O médico especialista em epidemiologia, clínica médica e medicina intensiva, Bernardino Geraldo Alves Souto, com mestrado, doutorado e pós-doutorado em infectologia, professor no Departamento de Medicina e no Programa de Pós-graduação em Gestão da Clínica e coordenador técnico do Comitê Gestor da Pandemia da UFSCar fez um alerta durante entrevista ao São Carlos Agora na manhã desta quinta-feira, 1º: o Estado de São Paulo não está em lockdown.



Apesar do toque de recolher imposto pela fase emergencial do Plano São Paulo, imposto pelo governo estadual, das 20h às 5h, seria necessária ações muito mais rigorosas para conter o avanço da Covid-19.


Segundo Souto, até o momento os governantes não souberam lidar com a pandemia que está descontrolada em todo o país e o cenário pode ser ainda mais assustador, com mais mortes nos hospitais e em filas de espera.


Souto foi sabatinado pelo portal e de forma esclarecedora, não se furtou a responder todos os questionamentos.
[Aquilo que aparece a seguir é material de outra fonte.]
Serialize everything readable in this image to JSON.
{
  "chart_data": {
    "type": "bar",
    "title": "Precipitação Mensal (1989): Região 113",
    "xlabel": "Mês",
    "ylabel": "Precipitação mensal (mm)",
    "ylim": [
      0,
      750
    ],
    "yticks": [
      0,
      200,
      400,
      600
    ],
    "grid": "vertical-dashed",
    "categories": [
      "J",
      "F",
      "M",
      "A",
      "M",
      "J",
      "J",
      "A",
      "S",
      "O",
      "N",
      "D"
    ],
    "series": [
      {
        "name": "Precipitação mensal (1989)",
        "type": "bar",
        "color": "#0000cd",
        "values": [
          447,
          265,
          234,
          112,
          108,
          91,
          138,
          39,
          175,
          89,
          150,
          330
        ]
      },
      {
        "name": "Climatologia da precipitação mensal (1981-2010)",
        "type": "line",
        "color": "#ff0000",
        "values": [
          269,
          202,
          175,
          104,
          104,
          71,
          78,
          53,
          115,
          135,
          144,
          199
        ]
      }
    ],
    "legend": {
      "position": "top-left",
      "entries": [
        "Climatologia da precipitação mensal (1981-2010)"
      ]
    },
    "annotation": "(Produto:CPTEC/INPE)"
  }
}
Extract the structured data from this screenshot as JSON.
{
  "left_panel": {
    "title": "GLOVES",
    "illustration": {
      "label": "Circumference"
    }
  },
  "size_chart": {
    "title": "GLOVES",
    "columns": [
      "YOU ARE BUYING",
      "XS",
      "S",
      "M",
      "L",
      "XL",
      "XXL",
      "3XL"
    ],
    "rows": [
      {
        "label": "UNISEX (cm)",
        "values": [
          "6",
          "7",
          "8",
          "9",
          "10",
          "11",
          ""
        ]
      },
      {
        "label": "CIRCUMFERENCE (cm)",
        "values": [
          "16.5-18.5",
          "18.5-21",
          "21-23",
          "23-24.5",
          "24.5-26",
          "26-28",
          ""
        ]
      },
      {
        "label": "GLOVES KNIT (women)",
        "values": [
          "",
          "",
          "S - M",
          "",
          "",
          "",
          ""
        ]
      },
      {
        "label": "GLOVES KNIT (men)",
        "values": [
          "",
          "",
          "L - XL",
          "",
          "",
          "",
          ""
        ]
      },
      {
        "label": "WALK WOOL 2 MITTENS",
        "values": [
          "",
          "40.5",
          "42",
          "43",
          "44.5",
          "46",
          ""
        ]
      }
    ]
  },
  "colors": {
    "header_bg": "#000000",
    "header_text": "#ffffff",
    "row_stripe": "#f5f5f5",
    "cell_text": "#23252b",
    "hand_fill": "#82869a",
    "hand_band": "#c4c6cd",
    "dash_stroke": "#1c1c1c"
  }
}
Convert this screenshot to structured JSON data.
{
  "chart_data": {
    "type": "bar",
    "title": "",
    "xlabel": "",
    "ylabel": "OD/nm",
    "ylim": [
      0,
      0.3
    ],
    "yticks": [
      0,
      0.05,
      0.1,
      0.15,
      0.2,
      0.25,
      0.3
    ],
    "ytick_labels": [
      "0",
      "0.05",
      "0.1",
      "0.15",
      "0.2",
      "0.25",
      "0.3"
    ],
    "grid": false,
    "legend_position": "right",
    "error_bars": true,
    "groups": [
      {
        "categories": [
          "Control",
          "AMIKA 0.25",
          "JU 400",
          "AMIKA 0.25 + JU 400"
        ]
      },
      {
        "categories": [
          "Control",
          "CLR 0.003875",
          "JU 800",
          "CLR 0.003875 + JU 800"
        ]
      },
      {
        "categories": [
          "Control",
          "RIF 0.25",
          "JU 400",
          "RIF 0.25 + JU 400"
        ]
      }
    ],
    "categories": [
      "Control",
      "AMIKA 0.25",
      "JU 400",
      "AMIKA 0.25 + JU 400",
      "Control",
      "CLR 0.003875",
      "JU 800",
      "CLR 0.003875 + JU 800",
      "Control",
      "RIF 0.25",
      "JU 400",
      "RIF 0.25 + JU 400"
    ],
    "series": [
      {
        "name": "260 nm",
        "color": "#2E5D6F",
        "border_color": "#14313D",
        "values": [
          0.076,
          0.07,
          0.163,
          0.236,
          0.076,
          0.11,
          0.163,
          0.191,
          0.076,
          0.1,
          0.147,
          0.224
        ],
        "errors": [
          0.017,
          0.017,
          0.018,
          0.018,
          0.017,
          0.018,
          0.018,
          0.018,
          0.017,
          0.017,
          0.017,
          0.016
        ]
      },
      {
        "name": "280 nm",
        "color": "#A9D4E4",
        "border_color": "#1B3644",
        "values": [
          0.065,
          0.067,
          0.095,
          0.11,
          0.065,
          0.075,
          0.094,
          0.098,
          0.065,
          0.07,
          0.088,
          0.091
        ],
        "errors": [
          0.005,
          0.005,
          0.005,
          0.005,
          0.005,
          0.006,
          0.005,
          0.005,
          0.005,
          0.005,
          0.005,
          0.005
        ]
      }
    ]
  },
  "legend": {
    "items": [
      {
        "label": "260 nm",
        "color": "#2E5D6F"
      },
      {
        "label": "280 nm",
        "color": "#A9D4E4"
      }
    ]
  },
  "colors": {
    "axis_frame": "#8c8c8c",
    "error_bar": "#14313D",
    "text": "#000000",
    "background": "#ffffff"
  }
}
Segundo ele, a saúde está em ‘frangalhos’, com a falta de medicamentos, o esgotamentos dos profissionais de saúde.


Condenou ainda o negacionismo de parte da população e a falta de consciência daqueles que não se cuidam, ao não obedecer os protocolos de segurança solicitados pelas autoridades sanitárias.


“É mais do que urgente a necessidade de que a sociedade e os governantes assumam seu papel no controle da Covid-19. Muitos cidadãos não estão colaborando, porque não conseguem ou porque são negligentes, e quase todos os governantes não têm feito praticamente nada do que lhes é possível contra a pandemia. Na sociedade, precisamos entender que a cada vez que uma pessoa sai de casa sem necessidade, especialmente sem usar máscara ou usando incorretamente, sem cuidar do distanciamento físico e das medidas higiênicas adequadas, ela está colaborando para manter o vírus circulando na comunidade; mesmo que aparentemente nada aconteça com ela, ela ajuda a trafegar o vírus de um lugar para outro. Este vírus circulando intensamente na comunidade poderá afetar alguém ao ponto de levar a pessoa à morte. Isso significa que negligenciar os cuidados para não contrair, não transmitir e não trafegar o vírus torna a pessoa cúmplice da morte de outras. É como se eu saísse por aí atirando a esmo, matando algumas pessoas com minhas balas perdidas”, alertou Souto.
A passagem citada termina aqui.